Other traditions are not as universal as they once were. For couples over the age of 55, 97% of them have adopted the husband’s name.

In contrast, nearly three-quarters of young married couples today have adopted the husband’s name.

The Duke of Edinburgh famously took issue with adopting his wife’s last name.

After the Queen’s accession, the monarch declared the Royal Family’s surname would continue to be Windsor and not Mountbatten.

“I’m just a bloody amoeba,” it’s claimed he said. “I am the only man in the country not allowed to give his name to his own children.”

Today, the Duke of Edinburgh would be in better company – one in 10 men between the ages of 18 and 34 choose to take their wife’s surname.

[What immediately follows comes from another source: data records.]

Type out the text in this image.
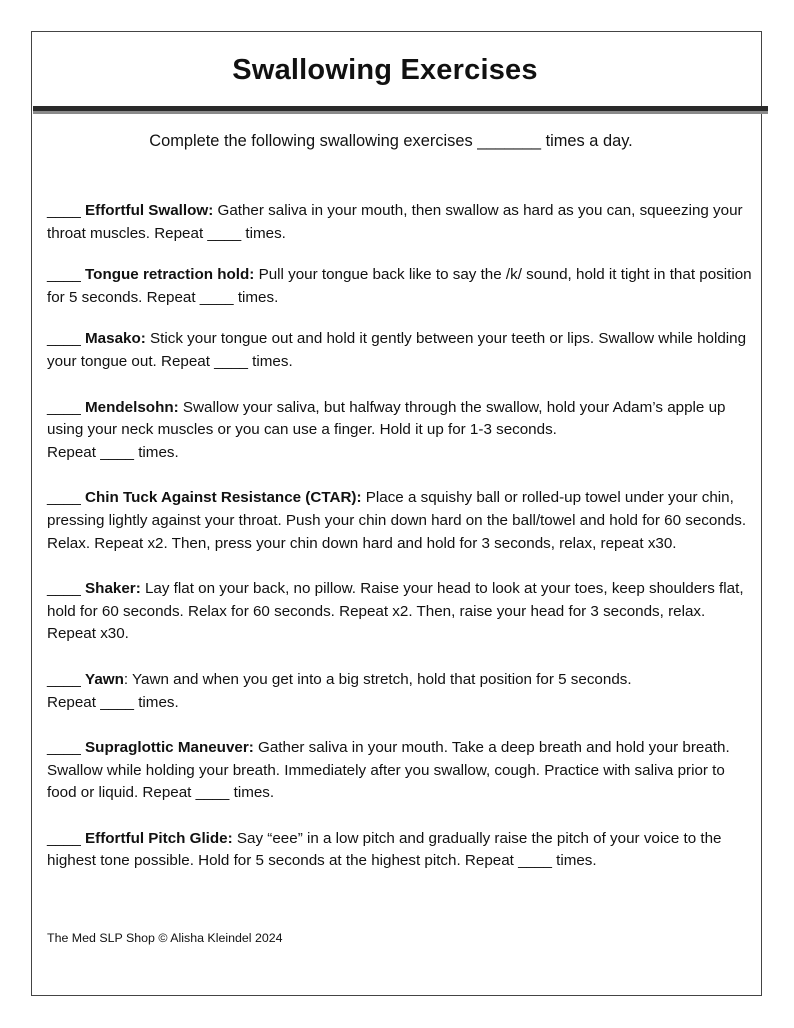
Swallowing Exercises
Complete the following swallowing exercises _______ times a day.

____ Effortful Swallow: Gather saliva in your mouth, then swallow as hard as you can, squeezing your throat muscles. Repeat ____ times.

____ Tongue retraction hold: Pull your tongue back like to say the /k/ sound, hold it tight in that position for 5 seconds. Repeat ____ times.

____ Masako: Stick your tongue out and hold it gently between your teeth or lips. Swallow while holding your tongue out. Repeat ____ times.

____ Mendelsohn: Swallow your saliva, but halfway through the swallow, hold your Adam’s apple up using your neck muscles or you can use a finger. Hold it up for 1-3 seconds.
Repeat ____ times.

____ Chin Tuck Against Resistance (CTAR): Place a squishy ball or rolled-up towel under your chin, pressing lightly against your throat. Push your chin down hard on the ball/towel and hold for 60 seconds. Relax. Repeat x2. Then, press your chin down hard and hold for 3 seconds, relax, repeat x30.

____ Shaker: Lay flat on your back, no pillow. Raise your head to look at your toes, keep shoulders flat, hold for 60 seconds. Relax for 60 seconds. Repeat x2. Then, raise your head for 3 seconds, relax. Repeat x30.

____ Yawn: Yawn and when you get into a big stretch, hold that position for 5 seconds.
Repeat ____ times.

____ Supraglottic Maneuver: Gather saliva in your mouth. Take a deep breath and hold your breath. Swallow while holding your breath. Immediately after you swallow, cough. Practice with saliva prior to food or liquid. Repeat ____ times.

____ Effortful Pitch Glide: Say “eee” in a low pitch and gradually raise the pitch of your voice to the highest tone possible. Hold for 5 seconds at the highest pitch. Repeat ____ times.

The Med SLP Shop © Alisha Kleindel 2024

However, many families are choosing not to change their names at all – particularly since marriage is happening later in life, many women have established careers using their maiden name and choose to carry on using it after they are married.

More often families are also choosing to have children use the mother’s family name, rather than automatically using the father’s, signalling a shift in thinking since the Queen was first married.

Today at Speakers Corner we’re asking you: should women still change their name when they get married? Is this an important tradition that should be preserved or one that should change with modern times?